Would you like fries with that? Or would you rather have a mine?

Not questions that normally go together. But junior miners wondering why capital is so scarce these days could do worse than take a look sideways at the restaurant sector.

The most iconic of the high street brands is McDonald’s, so let’s take that as a representative sample. According to the current documentation, the cost of a McDonald’s restaurant for franchisees in the UK runs at between £125,000 and £325,000.

In addition, there’s a couple of smaller one-off fees, and then some rent, servicing and marketing costs which are taken off the top-line, much like a gross smelter royalty would be.

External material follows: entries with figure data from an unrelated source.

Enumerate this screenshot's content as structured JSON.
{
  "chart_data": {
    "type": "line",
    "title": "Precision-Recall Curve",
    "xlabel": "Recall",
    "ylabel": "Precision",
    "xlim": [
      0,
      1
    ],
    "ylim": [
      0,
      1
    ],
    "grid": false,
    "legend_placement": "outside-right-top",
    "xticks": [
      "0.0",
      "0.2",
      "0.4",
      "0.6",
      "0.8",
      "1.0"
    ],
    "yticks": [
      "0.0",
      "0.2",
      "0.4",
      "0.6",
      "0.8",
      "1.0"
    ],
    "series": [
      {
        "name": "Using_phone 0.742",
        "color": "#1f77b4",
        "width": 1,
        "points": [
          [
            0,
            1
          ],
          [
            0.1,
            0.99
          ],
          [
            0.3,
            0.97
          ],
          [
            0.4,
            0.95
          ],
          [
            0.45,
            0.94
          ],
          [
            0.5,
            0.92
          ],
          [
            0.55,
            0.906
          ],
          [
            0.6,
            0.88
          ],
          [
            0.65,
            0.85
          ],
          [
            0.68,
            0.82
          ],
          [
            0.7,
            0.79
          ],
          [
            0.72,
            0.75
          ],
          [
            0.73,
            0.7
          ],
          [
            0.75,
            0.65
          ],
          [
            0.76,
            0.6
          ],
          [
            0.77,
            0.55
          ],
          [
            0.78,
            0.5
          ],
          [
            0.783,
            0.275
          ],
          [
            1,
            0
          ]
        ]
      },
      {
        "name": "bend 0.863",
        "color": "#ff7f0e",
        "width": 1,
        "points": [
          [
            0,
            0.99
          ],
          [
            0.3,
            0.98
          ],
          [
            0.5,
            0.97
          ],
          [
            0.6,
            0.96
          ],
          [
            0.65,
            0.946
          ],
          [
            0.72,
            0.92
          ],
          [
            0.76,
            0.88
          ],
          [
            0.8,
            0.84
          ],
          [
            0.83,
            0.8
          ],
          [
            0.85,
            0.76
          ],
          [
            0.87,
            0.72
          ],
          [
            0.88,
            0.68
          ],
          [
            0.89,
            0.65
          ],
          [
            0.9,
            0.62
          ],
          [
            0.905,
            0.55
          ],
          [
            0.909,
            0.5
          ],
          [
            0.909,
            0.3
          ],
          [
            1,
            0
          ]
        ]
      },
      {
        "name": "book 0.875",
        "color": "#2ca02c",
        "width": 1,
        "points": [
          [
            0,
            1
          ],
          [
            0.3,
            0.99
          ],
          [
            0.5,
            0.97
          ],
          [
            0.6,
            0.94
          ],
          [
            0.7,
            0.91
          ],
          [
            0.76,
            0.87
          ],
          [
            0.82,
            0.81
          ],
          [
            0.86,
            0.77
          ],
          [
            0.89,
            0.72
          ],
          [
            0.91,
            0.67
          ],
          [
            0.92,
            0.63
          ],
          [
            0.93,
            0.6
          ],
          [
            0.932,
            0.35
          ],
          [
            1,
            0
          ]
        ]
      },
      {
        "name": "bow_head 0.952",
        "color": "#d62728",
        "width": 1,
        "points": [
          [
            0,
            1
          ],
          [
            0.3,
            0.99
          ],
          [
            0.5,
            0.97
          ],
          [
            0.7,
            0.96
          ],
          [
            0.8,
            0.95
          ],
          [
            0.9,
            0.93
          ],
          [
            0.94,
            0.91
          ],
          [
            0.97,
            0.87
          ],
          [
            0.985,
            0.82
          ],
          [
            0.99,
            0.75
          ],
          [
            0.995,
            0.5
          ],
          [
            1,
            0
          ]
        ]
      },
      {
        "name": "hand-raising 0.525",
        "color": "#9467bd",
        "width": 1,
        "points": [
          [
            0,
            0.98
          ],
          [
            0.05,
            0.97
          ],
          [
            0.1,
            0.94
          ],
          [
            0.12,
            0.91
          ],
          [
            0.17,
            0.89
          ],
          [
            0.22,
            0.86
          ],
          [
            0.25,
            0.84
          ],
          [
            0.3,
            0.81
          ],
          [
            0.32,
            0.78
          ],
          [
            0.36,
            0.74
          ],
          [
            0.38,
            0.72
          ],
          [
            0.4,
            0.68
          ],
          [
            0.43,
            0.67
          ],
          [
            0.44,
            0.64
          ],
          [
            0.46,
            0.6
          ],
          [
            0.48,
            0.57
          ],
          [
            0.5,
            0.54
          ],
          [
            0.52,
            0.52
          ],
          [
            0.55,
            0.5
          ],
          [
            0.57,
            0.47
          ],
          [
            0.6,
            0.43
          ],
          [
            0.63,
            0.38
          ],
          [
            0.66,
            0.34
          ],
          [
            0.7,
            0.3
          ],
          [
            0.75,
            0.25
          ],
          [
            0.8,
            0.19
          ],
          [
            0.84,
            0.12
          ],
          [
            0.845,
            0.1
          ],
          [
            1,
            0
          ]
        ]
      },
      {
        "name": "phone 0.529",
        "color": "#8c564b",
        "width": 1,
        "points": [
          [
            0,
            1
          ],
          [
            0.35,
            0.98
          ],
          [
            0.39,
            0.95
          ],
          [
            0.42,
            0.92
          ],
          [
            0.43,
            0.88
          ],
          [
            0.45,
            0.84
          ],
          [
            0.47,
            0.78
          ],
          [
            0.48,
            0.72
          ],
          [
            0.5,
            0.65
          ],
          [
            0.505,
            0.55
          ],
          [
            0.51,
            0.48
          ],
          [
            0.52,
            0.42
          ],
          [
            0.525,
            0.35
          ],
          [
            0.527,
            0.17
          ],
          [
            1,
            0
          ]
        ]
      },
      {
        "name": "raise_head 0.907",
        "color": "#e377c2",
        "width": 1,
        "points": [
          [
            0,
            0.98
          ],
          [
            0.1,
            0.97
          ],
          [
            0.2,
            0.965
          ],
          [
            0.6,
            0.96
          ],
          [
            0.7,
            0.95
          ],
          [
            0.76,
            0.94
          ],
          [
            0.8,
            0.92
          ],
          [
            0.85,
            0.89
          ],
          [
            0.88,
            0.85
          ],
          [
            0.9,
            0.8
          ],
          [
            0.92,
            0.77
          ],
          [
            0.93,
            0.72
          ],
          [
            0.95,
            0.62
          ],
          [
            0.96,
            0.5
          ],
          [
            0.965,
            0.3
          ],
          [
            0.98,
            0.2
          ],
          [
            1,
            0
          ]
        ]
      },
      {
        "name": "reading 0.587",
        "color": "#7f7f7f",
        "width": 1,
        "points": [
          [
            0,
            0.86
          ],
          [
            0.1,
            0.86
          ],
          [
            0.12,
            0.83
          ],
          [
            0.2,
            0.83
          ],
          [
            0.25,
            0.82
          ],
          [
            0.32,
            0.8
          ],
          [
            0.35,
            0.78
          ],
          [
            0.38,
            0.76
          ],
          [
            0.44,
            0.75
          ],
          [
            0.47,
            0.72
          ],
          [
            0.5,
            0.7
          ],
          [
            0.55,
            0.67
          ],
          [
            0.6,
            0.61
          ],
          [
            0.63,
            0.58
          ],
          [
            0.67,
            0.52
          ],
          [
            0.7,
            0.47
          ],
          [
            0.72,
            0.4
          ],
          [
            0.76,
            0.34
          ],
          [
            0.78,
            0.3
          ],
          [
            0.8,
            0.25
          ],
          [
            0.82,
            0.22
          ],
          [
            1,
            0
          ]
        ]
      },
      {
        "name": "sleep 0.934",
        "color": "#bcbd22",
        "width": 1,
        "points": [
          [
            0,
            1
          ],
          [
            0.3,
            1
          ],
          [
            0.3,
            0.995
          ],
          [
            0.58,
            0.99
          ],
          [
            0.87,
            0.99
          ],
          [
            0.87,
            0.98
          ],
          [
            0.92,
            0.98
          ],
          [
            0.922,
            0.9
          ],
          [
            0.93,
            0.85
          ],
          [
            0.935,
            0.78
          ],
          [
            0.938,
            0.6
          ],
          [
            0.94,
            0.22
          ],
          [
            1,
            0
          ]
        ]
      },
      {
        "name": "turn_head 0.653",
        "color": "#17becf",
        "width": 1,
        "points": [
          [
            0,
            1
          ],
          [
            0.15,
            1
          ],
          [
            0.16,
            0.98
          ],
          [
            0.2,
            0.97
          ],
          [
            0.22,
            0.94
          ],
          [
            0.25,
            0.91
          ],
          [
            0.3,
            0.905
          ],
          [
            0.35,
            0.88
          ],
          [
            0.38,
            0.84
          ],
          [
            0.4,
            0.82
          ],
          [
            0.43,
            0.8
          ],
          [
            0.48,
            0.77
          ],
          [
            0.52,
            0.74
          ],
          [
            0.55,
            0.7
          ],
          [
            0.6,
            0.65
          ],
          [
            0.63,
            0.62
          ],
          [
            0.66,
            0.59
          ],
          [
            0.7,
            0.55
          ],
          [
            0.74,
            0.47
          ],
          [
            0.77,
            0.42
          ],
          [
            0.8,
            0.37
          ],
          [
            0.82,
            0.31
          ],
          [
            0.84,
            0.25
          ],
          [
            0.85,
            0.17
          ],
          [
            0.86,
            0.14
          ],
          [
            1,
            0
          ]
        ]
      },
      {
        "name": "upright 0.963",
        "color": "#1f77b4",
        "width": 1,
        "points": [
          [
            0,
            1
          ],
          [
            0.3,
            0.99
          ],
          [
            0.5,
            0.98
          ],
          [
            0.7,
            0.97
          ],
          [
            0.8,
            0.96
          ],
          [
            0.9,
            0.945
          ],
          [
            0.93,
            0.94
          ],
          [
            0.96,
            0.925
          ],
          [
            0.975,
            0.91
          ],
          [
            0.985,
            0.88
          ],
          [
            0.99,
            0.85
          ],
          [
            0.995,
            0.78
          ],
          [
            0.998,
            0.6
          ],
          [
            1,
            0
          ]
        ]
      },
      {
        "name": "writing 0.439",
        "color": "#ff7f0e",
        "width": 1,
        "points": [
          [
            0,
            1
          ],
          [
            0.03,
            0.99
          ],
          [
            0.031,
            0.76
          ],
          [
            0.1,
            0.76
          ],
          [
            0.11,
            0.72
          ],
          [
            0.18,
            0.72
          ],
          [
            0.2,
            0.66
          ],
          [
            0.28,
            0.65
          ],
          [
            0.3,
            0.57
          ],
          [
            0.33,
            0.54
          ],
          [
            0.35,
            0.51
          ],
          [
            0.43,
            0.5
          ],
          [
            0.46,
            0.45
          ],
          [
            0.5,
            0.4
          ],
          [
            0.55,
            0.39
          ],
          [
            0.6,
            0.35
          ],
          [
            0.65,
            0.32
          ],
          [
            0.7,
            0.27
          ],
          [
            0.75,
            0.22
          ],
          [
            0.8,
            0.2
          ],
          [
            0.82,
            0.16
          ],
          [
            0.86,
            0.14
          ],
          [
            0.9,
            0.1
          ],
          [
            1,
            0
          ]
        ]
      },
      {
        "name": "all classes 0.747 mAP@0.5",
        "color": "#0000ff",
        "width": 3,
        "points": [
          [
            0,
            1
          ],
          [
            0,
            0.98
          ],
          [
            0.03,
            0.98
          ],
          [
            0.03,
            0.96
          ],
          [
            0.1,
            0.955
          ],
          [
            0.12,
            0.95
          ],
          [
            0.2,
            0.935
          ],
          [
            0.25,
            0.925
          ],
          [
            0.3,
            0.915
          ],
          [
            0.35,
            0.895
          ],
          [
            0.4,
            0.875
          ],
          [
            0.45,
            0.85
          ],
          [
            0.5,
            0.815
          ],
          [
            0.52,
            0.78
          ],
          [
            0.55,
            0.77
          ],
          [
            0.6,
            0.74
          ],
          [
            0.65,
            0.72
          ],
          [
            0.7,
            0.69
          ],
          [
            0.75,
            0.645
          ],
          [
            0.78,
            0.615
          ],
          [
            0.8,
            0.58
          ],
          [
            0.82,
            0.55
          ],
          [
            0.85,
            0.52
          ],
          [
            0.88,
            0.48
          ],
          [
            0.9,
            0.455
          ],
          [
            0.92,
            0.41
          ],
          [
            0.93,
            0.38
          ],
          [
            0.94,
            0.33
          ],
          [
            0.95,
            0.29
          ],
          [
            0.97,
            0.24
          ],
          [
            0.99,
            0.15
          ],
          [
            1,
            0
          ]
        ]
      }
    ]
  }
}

After that, it’s on into the profits.

And here’s where it gets interesting.

For an outlay likely to clock in at around US$500,000, your McDonald’s restaurant is likely to deliver profits of between US$150,000 to US$300,000 per year, or more.

And there’s no noticeable ramp-up period.

So, do the maths. Life of project? – probably indefinite, but say seven ears. Payback? – good, less than a year. Internal rate of return? – exceptional, upwards of 50 per cent. Political risk? – occasional anti-capitalist rioters may smash a window from time to time.

Now, compare that to the costs involved with starting up a small mine. Capital outlay? - likely to be (say) US$20 million at the very least. Payback? – could be less than two years, but only in exceptional cases. IRR? – 30 per cent would be nice enough in this day and age, what with falling commodity prices and rising inflation.

Political risk? - outright sequestration in certain specific jurisdictions (Venezuela, Bolivia), partial sequestration in others (Zimbabwe, Tanzania), wider political unrest (South Africa), and corruption (take your pick – Russia, South Africa, DRC).

When commodity prices are on a relentless upward tear, the case for parking money in junior miners just about makes sense as the value of the equity itself will rise. But when they’re not, it won’t.

And in those circumstances, investors will invariably plump for a burger with fries unless mining company chiefs present a compelling case.